Yesterday, the Supreme Court vacated Association for Molecular Pathology v. Myriad Genetics and remanded the case for further consideration in light of last week's Prometheus decision, which stated that the laws of nature are unpatentable. The Myriad case concerns the patentability of the BRCA1 and BRCA2 breast cancer genes.
Nearly two years ago, Eben Moglen wrote here about a breakthrough for those who oppose what he described as "socially harmful distortions of patent law." From that post in April 2010:
The Federal District Court for the Southern District of New York held invalid patents owned by Myriad Genetics on diagnostic testing for genetic susceptibility to the most common hereditary forms of breast and ovarian cancer. By "patenting" the right to determine whether the BRCA1 and BRCA2 genes are present in the relevant mutated form in a women's genome, Myriad Genetics has been able to exclude all other laboratories from conducting the test. Patients and their insurers have paid much more, and women and their families have waited crucial weeks longer than necessary for information relevant to treatment and potentially affecting survival.
Unfortunately, Myriad won their appeal in July 2011 in the United State Court of Appeals for the Federal Circuit, which declared that the company's claims for isolating DNA and cDNA of the BRCA1 and BRCA2 genes were patent-eligible. However, last week's Prometheus decision, in which it was stated the the laws of nature are not patentable, seems to point in the opposite direction. Now the Supreme Court has effectively told the Federal Circuit that they need to rethink the matter.
In that opinion, Justice Stephen Breyer wrote,"To put the matter more precisely, do the patent claims add enough to their statements of the correlations to allow the processes they describe to qualify as patent-eligible processes that apply natural law? We believe the answer to this question is no."
Women who test positive using Myriad Genetics' $3,000 test have an 82% higher risk for breast cancer and a 44% higher risk for ovarian cancer. Knowing whether she possesses these mutations could influence a woman's decisions for treatment, preventative mastectomies or oophorectomies, and approaches to other medical options. But the company's patents on the genes give it the exclusive ability to conduct the test.
A final decision in this case would affect many more people than just those at risk for breast cancer. Around 20% of human genes are patented, including those for many other illnesses, such as Alzheimer's disease, muscular dystrophy, and colon cancer.
After the 2011 reversal giving Myriad the right to the patents, Chris Hansen, a staff attorney with the ACLU Speech, Privacy and Technology Project, said, “Human DNA is not a manufactured invention, but a natural entity like air or water.

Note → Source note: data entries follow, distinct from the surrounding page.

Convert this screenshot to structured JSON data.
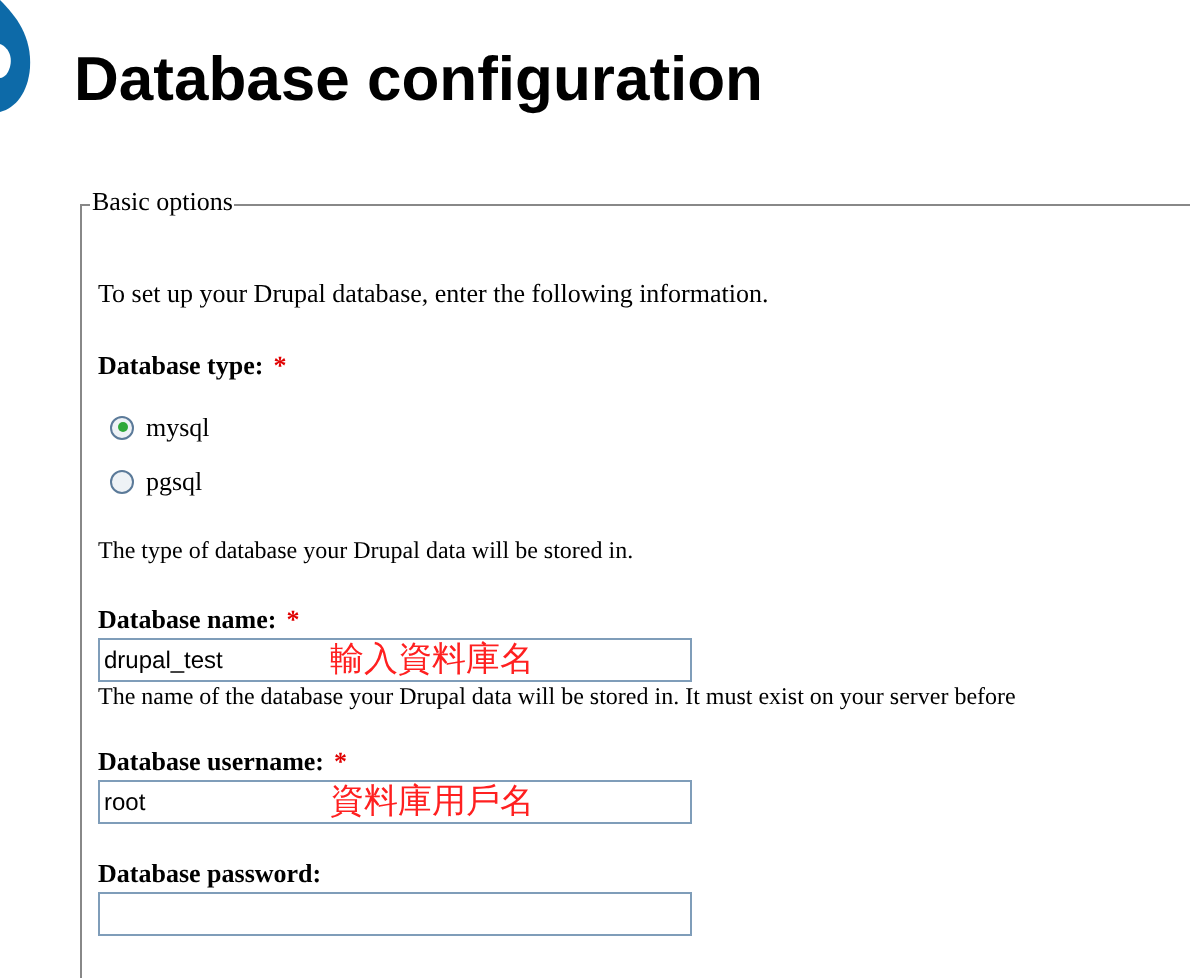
{
  "page": {
    "title": "Database configuration"
  },
  "fieldset": {
    "legend": "Basic options",
    "intro": "To set up your Drupal database, enter the following information.",
    "db_type": {
      "label": "Database type:",
      "required_mark": "*",
      "options": [
        {
          "label": "mysql",
          "selected": true
        },
        {
          "label": "pgsql",
          "selected": false
        }
      ],
      "description": "The type of database your Drupal data will be stored in."
    },
    "fields": [
      {
        "label": "Database name:",
        "required_mark": "*",
        "value": "drupal_test",
        "annotation": "輸入資料庫名",
        "description": "The name of the database your Drupal data will be stored in. It must exist on your server before"
      },
      {
        "label": "Database username:",
        "required_mark": "*",
        "value": "root",
        "annotation": "資料庫用戶名"
      },
      {
        "label": "Database password:"
      }
    ]
  }
}
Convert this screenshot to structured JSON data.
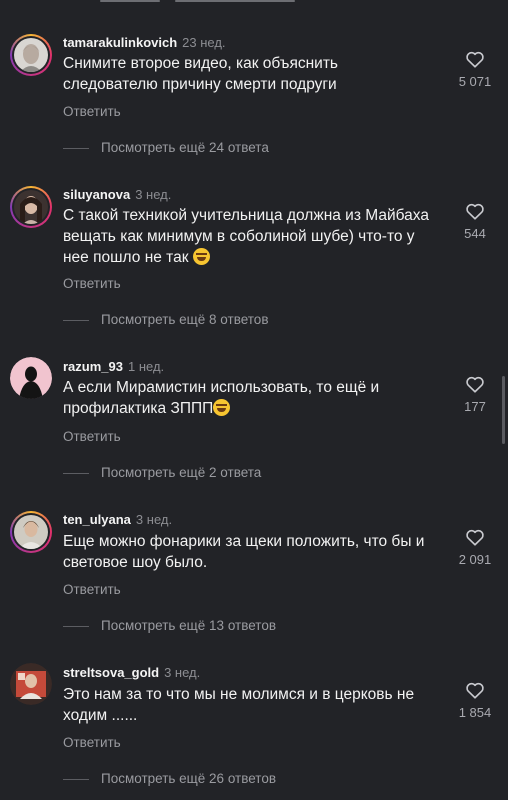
{
  "comments": [
    {
      "username": "tamarakulinkovich",
      "time": "23 нед.",
      "text": "Снимите второе видео, как объяснить следователю причину смерти подруги",
      "emoji": false,
      "likes": "5 071",
      "reply": "Ответить",
      "thread": "Посмотреть ещё 24 ответа"
    },
    {
      "username": "siluyanova",
      "time": "3 нед.",
      "text": "С такой техникой учительница должна из Майбаха вещать как минимум в соболиной шубе) что-то у нее пошло не так",
      "emoji": true,
      "likes": "544",
      "reply": "Ответить",
      "thread": "Посмотреть ещё 8 ответов"
    },
    {
      "username": "razum_93",
      "time": "1 нед.",
      "text": "А если Мирамистин использовать, то ещё и профилактика ЗППП",
      "emoji": true,
      "likes": "177",
      "reply": "Ответить",
      "thread": "Посмотреть ещё 2 ответа"
    },
    {
      "username": "ten_ulyana",
      "time": "3 нед.",
      "text": "Еще можно фонарики за щеки положить, что бы и световое шоу было.",
      "emoji": false,
      "likes": "2 091",
      "reply": "Ответить",
      "thread": "Посмотреть ещё 13 ответов"
    },
    {
      "username": "streltsova_gold",
      "time": "3 нед.",
      "text": "Это нам за то что мы не молимся и в церковь не ходим ......",
      "emoji": false,
      "likes": "1 854",
      "reply": "Ответить",
      "thread": "Посмотреть ещё 26 ответов"
    }
  ]
}
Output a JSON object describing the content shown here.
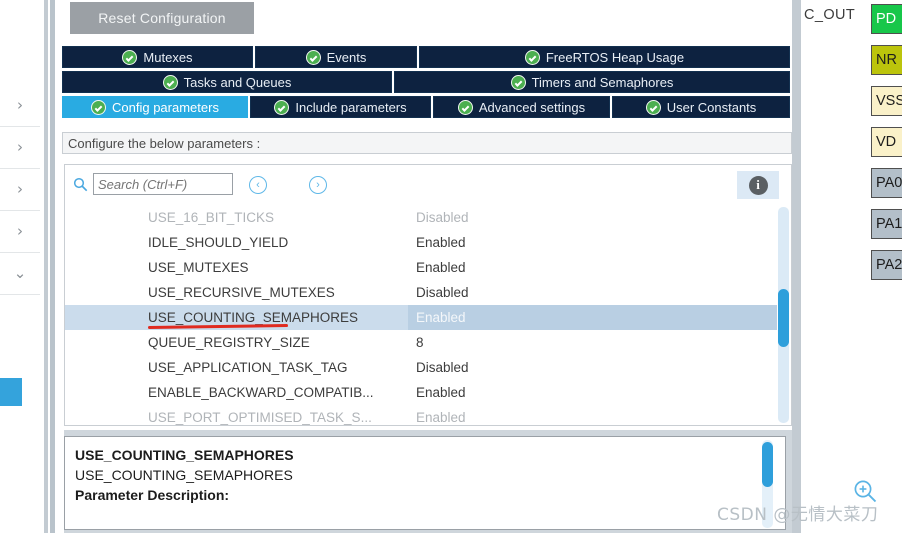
{
  "window": {
    "app": "STM32CubeMX FreeRTOS Configuration"
  },
  "toolbar": {
    "reset_label": "Reset Configuration"
  },
  "tabs": {
    "row1": [
      {
        "label": "Mutexes",
        "icon": "check-circle-icon",
        "active": false
      },
      {
        "label": "Events",
        "icon": "check-circle-icon",
        "active": false
      },
      {
        "label": "FreeRTOS Heap Usage",
        "icon": "check-circle-icon",
        "active": false
      }
    ],
    "row2": [
      {
        "label": "Tasks and Queues",
        "icon": "check-circle-icon",
        "active": false
      },
      {
        "label": "Timers and Semaphores",
        "icon": "check-circle-icon",
        "active": false
      }
    ],
    "row3": [
      {
        "label": "Config parameters",
        "icon": "check-circle-icon",
        "active": true
      },
      {
        "label": "Include parameters",
        "icon": "check-circle-icon",
        "active": false
      },
      {
        "label": "Advanced settings",
        "icon": "check-circle-icon",
        "active": false
      },
      {
        "label": "User Constants",
        "icon": "check-circle-icon",
        "active": false
      }
    ]
  },
  "configure_strip": {
    "text": "Configure the below parameters :"
  },
  "search": {
    "placeholder": "Search (Ctrl+F)",
    "prev_icon": "‹",
    "next_icon": "›",
    "info_icon": "i"
  },
  "parameters": [
    {
      "name": "USE_16_BIT_TICKS",
      "value": "Disabled",
      "state": "dim"
    },
    {
      "name": "IDLE_SHOULD_YIELD",
      "value": "Enabled",
      "state": "normal"
    },
    {
      "name": "USE_MUTEXES",
      "value": "Enabled",
      "state": "normal"
    },
    {
      "name": "USE_RECURSIVE_MUTEXES",
      "value": "Disabled",
      "state": "normal"
    },
    {
      "name": "USE_COUNTING_SEMAPHORES",
      "value": "Enabled",
      "state": "selected"
    },
    {
      "name": "QUEUE_REGISTRY_SIZE",
      "value": "8",
      "state": "normal"
    },
    {
      "name": "USE_APPLICATION_TASK_TAG",
      "value": "Disabled",
      "state": "normal"
    },
    {
      "name": "ENABLE_BACKWARD_COMPATIB...",
      "value": "Enabled",
      "state": "normal"
    },
    {
      "name": "USE_PORT_OPTIMISED_TASK_S...",
      "value": "Enabled",
      "state": "dim"
    }
  ],
  "description": {
    "title": "USE_COUNTING_SEMAPHORES",
    "subtitle": "USE_COUNTING_SEMAPHORES",
    "label": "Parameter Description:"
  },
  "pinout": {
    "net_label": "C_OUT",
    "pins": [
      {
        "label": "PD",
        "color": "#17c74a"
      },
      {
        "label": "NR",
        "color": "#bcc40c"
      },
      {
        "label": "VSS",
        "color": "#faf1c9"
      },
      {
        "label": "VD",
        "color": "#faf1c9"
      },
      {
        "label": "PA0",
        "color": "#b3bfc9"
      },
      {
        "label": "PA1",
        "color": "#b3bfc9"
      },
      {
        "label": "PA2",
        "color": "#b3bfc9"
      }
    ]
  },
  "sidebar": {
    "items": [
      {
        "icon": "chevron-right-icon",
        "expanded": false
      },
      {
        "icon": "chevron-right-icon",
        "expanded": false
      },
      {
        "icon": "chevron-right-icon",
        "expanded": false
      },
      {
        "icon": "chevron-right-icon",
        "expanded": false
      },
      {
        "icon": "chevron-down-icon",
        "expanded": true
      }
    ]
  },
  "watermark": {
    "text": "CSDN @无情大菜刀",
    "zoom_icon": "zoom-in-icon"
  },
  "colors": {
    "tab_bg": "#0d2240",
    "tab_active": "#29abe2",
    "selected_row": "#cbdcec",
    "scrollbar_thumb": "#2e9fdb",
    "annotation_red": "#e02b20",
    "reset_btn": "#9ba0a5"
  }
}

To claim ownership of genetic information is to unnecessarily block the free exchange of ideas.”
“Nobody ‘invents’ genes, so no one should be able to claim ownership of them,” said Daniel B. Ravicher, executive director of the Public Patent Foundation (PUBPAT) and co-counsel in the lawsuit, following this week's Supreme Court order. “We are not talking about a new drug or a new tool to fight cancer. We are talking about a genetic marker that occurs naturally in the human body. That cannot, and should not, be patented.”